◆イントロダクション◆

写真

工場とともに消えゆく、労働者たちの思い出…。
笑顔も涙も“うた”にのせ
それでも懸命に生きてゆく――

――小さな日々の思い出から大きな歴史が浮かび上がる――

50年にわたり中国の基幹工場として栄えた、巨大国営工場「420工場」。2007年、その歴史に幕が降ろされる。それは3万人の労働者が失業し、その敷地内でくらした10万人の家族たちの“故郷”が失われることを意味する。終焉を迎える工場で、労働者たちは日々の思い出を語りだす――“仕事を教えてくれた班長との絆”“14年ぶりの涙の帰郷”“職探しの苦労”――彼らが語るのはありふれた日常の“喜怒哀楽”。しかし、そのささやかなエピソードの一つひとつが繋がるとき、背景にある壮大な歴史が次々に浮かび上がってくる――大躍進政策、文化大革命、大飢饉、ベトナム戦争、高度成長期の大量解雇――政治的な変動と呼吸を合わせるように移り変わる「420工場」。そして、そこで働く人々の生活。それは社会主義・中国がたどってきた激動の半世紀の歴史と重なり合う。繰り返される繁栄と衰退。目まぐるしく変化する価値観。体制に翻弄され沈む個性。意図せずとも大きな時代のうねりに巻き込まれてゆく、あまりにも残酷でドラマチックな現実。しかし、どんな時代であろうとも、どのような困難の中でも、喜びも悲しみも背負いながら、懸命に逞しく生きる彼らの姿は美しく眩しい。それは、見る者の心に静かで深い感動をいつまでも残すだろう。

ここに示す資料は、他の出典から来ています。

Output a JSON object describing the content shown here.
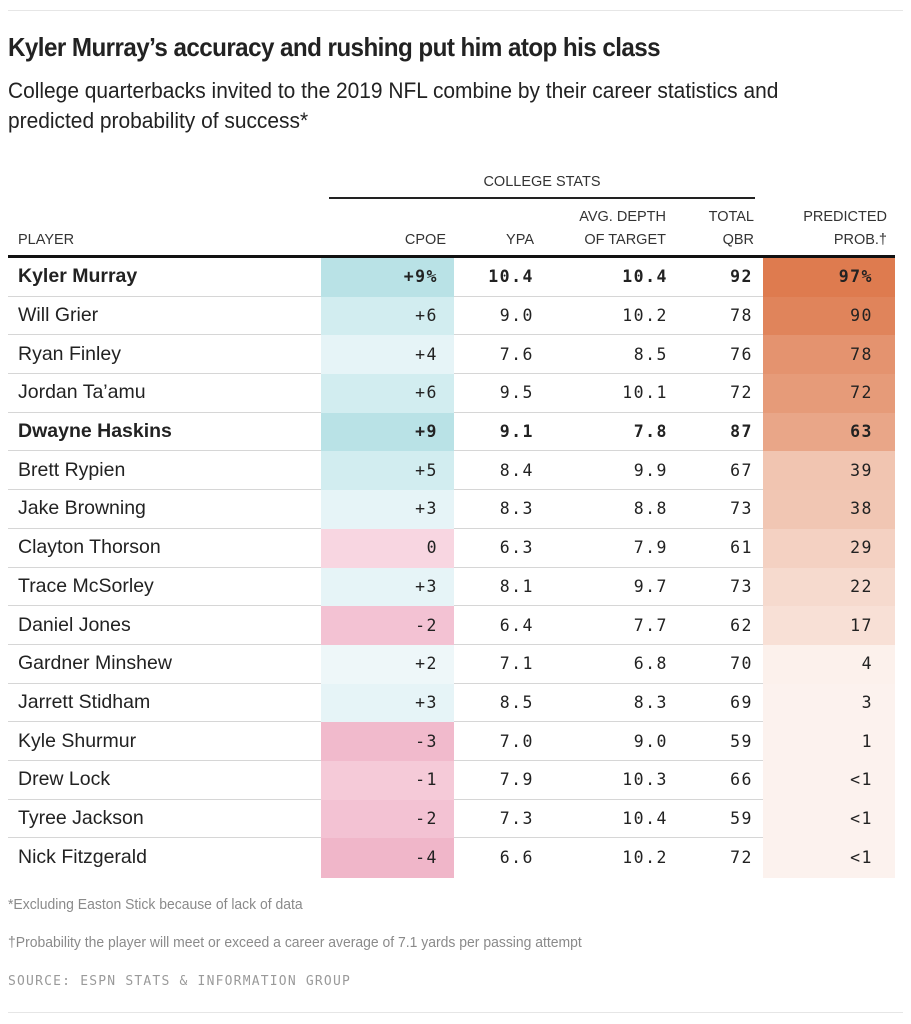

――中国の若き巨匠が名もなき庶民の人生を照らし出す――

ヴェネチア国際映画祭でグランプリを受賞した『長江哀歌』のジャ・ジャンクーが、次なる舞台に選んだのは運命的にも震災直前の四川省・成都。機密機関であった国営工場が商業的な施設「二十四城」へと建て替えられる計画を知り、激変する工場と働く人々の記録を残すことを決意する。集団主義の中で埋没してしまった労働者たち100人に光をあて、丁寧に彼らの人生を引き出してゆく。そこで語られた心揺さぶられる実話を基に、さまざまな世代を繁栄する脚本を創作する。昔「職場の花」と謳われた中年女性を演じるのは、ハリウッドで女優、監督として活躍する才女ジョアン・チェン。壮絶な母と子の別離を語る初老の女性を、中国を代表するベテラン女優リュイ・リーピン。淡い初恋の思い出を語る中年男性にチェン・ジェンビン。キャリアウーマンとなり、輝かしい未来を予感させる若き女性を演じたのはジャ・ジャンクーの“ミューズ”チャオ・タオ。俳優たちは“語り”という難しい演技に果敢に挑戦し、見事に成功している。また驚くべきことに、これら4人の俳優以外は、全て実際に「420工場」で働き、暮らした人々が出演している。圧倒的な存在感の労働者たちの表情は肖像画のように慎重に切り取られ、朽ち果ててゆく工場の様子は静物画のように重厚に映し出される。美しくも悲しい、消えゆく風景は私たちの心に焼きつく。

――記憶に寄り添う“うた”たち――

中国で今なおカリスマ的な人気を誇る、山口百恵主演の大ヒットTVドラマ「赤い疑惑」の主題歌、イギリスの作家イェイツの詩、時代を切り取る流行歌、「三国志」の舞台となった古都・成都を詠う古典詩、勇ましく歌われる労働者の歌、伝統的な歌劇・・・人々の記憶に寄り添う“うた”たちは、映画に花を添え、哲学的な深みをもたらす。そして、登場人物たち一人ひとりが紡ぐ物語は、新たな“うた”となり、私たちの心に響きわたる。